In a post hoc analysis of the data, the TREAT investigators found that most of the standard cardiovascular risk factors were nonpredictive in the TREAT triad population. Among these nonpredictive variables were baseline blood pressure, lipid levels, smoking history, body mass index, and a history of peripheral artery disease, lung disease, diabetic complications, and gout. Yet the triad population was clearly at high cardiovascular risk, with roughly a 25% incidence of the composite end point of cardiovascular death, MI, stroke, or hospitalization for heart failure or myocardial ischemia during 2.4 years of follow-up.

The investigators then looked for novel predictors, including biomarkers. The UPCR and CRP markers immediately stood out. In an analysis that was adjusted for other predictive variables, TREAT participants in the bottom tertile for both CRP and UPCR had a 6% annual rate of the composite cardiovascular end point, rising to 20% in those in the highest tertile for both.

Next the investigators turned to NT-proBNP and TnT, which were measured in the first 1,000 subjects. After controlling for other outcome predictors, including UPCR and CRP, the researchers found that the adjusted annual risk of the composite end point in patients who were in the lowest tertile for NT-proBNP and had an undetectable TnT was 5%, climbing stepwise to 30% per year in those in the top tertile for NT-proBNP and a TnT greater than the median 0.028 ng/mL. That’s nearly a sevenfold difference in annualized risk, the cardiologist noted.

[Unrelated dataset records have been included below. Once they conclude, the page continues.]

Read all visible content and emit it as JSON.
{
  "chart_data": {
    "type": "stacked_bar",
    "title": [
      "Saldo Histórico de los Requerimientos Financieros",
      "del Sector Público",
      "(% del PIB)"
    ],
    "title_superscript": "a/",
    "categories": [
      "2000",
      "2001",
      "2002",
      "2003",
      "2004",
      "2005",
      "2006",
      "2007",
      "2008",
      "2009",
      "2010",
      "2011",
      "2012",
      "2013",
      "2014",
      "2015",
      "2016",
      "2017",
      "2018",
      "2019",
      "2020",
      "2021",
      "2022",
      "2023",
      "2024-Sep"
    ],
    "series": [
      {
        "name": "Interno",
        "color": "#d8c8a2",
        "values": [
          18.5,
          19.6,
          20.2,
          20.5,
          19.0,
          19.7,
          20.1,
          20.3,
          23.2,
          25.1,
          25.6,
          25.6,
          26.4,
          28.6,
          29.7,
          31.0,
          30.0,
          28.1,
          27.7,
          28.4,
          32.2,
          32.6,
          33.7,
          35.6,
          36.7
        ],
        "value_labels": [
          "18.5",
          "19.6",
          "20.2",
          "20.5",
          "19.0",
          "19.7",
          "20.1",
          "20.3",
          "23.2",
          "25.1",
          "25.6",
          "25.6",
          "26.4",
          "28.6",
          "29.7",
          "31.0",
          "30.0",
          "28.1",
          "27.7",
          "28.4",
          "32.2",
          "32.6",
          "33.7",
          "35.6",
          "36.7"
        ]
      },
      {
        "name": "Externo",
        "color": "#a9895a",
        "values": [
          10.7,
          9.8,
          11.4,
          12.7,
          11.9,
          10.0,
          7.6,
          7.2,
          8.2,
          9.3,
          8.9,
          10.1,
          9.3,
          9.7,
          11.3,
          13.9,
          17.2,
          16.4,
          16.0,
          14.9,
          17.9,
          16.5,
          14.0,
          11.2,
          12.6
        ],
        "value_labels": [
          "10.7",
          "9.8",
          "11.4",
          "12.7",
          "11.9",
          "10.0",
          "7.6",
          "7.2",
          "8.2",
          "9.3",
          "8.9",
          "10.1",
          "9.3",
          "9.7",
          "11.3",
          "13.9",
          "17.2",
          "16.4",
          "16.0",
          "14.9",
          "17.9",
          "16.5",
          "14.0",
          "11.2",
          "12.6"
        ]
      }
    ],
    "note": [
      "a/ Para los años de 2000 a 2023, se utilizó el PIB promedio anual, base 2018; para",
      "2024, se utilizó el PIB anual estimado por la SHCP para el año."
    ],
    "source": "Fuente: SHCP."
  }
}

"We believe that in addition to aiding risk stratification, these plasma and urinary biomarkers may help in understanding the mechanisms of cardiac risk in this important patient population and suggest new therapeutic strategies in this population," Dr. McMurray concluded.

Discussant Dr. Karl Swedberg recalculated the TREAT data using a different statistical method and came up with a slightly different rank ordering of risk predictors. By his measure, the most powerful predictor of cardiovascular events was baseline CRP, with a chi-squared value of 19.1, followed closely by NT-proBNP, age, TnT, and heart failure. Thus, biomarkers accounted for three of the five strongest predictors, with UPCR lying further down the list, albeit still a significant predictor. But this rearrangement is a small matter, he added.

"I fully concur with the conclusions of Dr. McMurray. I think they’re important, valuable, and will probably be useful," said Dr. Swedberg, professor of medicine at the University of Gothenburg (Sweden).